Implementation Issues  

Atomicity of transactions is a very important issue in building a distributed database system. If a transaction runs across two sites , unless the system designers are careful , it should commit at one website and abort at another , resulting in an inconsistent state. 

Transaction commit protocols guarantee such a state of situations cannot arise . The two-phase commit protocol (2PC) is the most widely  used of these protocols.

The basic plan behind 2PC is for every website to execute the transaction till it enters the partially committed state , then leave the commit call to a single organizer site ; the transaction is said to be in the ready state at at a site at this point . 

The organizer decides to commit the transaction given that the transaction reaches the prepared state at each website wherever it executed ; otherwise ( for instance , if the transaction aborts at any website ) , the organizer decides to abort the transaction . 

Each website wherever the transaction executed should follow the choice of the coordinator. If a website fails once a transaction is in prepared state , once the location recovers from failure it ought to be during a position to either commit or abort the transaction , looking on the choice of the organizer . 

Concurrency management is another issue during a distributed database . Since a transacti -on might access data things at many sites , transaction managers at many sites might have to coordinate to implement concurrency management . 

If locking is employed , locking are often performed regionally at the sites containing access- ed data items , however there's conjointly a break of deadlock involving transactions originating at multiple sites . 

Thus deadlock detection has to be dole out across multiple sites . Failures are additionally common in distributed systems since not solely might computers fail , however communicat- -ion links might also fail . 

Replication of data things , that is that the key to the continued functioning of distributed databases once failures occur , more complicates concurrency management .

The quality transaction models , supported on multiple actions dole out by one program unit ,are usually inappropriate for finishing up tasks that cross the boundaries of databases that can't or won't collaborate to implement protocols like 2PC . 

Various approaches , supported on persistent messaging for communication , are typically used for such tasks ; persistent messaging will be discussed in other post . 

Once the tasks to be dole out are complicated , involving multiple databases and / or multiple interactions with humans , coordination of the tasks and ensuring transaction properties for the tasks become additionally sophisticated . 

Work flow management systems are systems designed to assist with finishing up such tasks , and will be discussed later . Just in case a corporation should choose from a distributed design and a centralized design for implementing an application , the system creator should balance the benefits against the disadvantages of distribution of data . 

We've already seen the benefits of using distributed databases . The first disadvantage of distributed info systems is that the further quality needed to confirm correct coordination among the sites . 

This inflated quality takes varied forms : 

Software - Development Cost. It's tougher to implement a distributed database system ; so , it's additional expensive.

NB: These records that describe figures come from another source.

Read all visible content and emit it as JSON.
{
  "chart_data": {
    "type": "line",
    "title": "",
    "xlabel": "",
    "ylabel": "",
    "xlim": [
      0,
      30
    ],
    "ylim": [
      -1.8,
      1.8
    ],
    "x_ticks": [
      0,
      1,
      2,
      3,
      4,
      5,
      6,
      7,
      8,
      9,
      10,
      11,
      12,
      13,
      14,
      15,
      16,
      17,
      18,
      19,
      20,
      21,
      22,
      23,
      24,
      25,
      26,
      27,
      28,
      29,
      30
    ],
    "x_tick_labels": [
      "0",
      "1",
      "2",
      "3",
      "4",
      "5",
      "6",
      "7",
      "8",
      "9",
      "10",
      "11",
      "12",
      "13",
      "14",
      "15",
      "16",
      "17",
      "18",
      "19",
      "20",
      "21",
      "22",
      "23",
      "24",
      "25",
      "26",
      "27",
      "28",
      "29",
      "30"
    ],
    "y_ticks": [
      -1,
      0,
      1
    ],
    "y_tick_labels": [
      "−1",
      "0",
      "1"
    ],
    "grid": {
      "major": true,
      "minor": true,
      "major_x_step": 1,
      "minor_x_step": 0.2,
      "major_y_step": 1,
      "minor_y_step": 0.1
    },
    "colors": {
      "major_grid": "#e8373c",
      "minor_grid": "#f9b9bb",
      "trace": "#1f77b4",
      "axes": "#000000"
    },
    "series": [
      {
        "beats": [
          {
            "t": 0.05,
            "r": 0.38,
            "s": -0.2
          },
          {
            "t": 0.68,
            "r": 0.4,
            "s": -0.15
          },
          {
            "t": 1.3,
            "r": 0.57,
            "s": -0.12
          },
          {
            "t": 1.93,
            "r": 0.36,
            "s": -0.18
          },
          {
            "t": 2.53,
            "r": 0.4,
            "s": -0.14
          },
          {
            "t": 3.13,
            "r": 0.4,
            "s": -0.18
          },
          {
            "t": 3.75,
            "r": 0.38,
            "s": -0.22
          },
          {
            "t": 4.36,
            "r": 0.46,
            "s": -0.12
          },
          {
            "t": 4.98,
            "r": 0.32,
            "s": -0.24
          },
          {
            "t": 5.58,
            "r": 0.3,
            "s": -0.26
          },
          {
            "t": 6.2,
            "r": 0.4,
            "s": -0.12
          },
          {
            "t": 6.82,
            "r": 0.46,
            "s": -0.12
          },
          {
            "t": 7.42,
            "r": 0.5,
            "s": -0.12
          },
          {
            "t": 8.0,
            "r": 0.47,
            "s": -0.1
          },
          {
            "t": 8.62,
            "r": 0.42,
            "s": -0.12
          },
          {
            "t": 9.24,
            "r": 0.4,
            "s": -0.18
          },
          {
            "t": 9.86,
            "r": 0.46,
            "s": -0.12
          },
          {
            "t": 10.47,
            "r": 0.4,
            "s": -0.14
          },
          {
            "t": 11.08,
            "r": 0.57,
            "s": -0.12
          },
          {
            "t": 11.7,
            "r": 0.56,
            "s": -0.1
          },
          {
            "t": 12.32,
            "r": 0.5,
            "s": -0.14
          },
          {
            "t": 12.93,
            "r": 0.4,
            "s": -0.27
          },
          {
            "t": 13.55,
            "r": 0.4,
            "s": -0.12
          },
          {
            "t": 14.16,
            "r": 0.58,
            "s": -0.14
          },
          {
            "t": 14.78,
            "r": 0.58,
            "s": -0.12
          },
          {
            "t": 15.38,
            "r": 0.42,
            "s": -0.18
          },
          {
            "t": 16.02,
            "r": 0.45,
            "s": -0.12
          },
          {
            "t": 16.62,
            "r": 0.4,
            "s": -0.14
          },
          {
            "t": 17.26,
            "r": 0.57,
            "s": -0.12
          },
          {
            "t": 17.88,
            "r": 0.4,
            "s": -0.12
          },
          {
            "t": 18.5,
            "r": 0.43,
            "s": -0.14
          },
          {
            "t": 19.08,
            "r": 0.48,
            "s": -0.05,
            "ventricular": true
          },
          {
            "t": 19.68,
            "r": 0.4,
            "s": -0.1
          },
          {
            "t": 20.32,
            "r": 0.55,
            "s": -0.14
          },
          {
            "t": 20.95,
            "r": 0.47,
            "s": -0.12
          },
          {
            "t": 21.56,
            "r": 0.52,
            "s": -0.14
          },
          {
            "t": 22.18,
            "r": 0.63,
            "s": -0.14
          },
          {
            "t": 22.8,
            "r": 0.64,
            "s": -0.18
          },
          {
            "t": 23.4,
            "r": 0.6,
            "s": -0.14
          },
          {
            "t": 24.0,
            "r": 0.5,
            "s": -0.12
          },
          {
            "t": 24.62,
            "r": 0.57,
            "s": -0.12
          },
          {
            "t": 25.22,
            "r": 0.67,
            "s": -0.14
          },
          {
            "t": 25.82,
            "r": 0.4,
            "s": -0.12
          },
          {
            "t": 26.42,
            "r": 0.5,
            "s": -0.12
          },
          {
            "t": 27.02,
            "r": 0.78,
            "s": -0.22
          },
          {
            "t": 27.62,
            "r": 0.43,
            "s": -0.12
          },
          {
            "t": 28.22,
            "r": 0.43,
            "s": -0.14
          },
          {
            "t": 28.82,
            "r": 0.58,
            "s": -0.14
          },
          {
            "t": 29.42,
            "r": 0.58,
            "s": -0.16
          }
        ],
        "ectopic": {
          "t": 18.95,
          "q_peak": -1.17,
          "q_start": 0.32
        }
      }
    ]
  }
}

Greater Potential for Bugs. Since the sites that represent the distributed system operate in parallel , it's tougher to confirm the correctness of algorithms , especially operation throughout failures of a part of the system , and recovery from failures . The potential exists for terribly delicate bugs. 

Increasedd Processing Overhead. The exchange of messages and also the additional computation needed to realize intersite coordination are a style of overhead that doesn't arise in centralized systems . 

There are many approaches to distributed information style , starting from totally distributed styles to ones that embody an oversized degree of centralization . 



















Previous
Next Post »

1 comment:

Anonymous said...

Hey

Post a Comment

Please do not enter any spam links in comment box.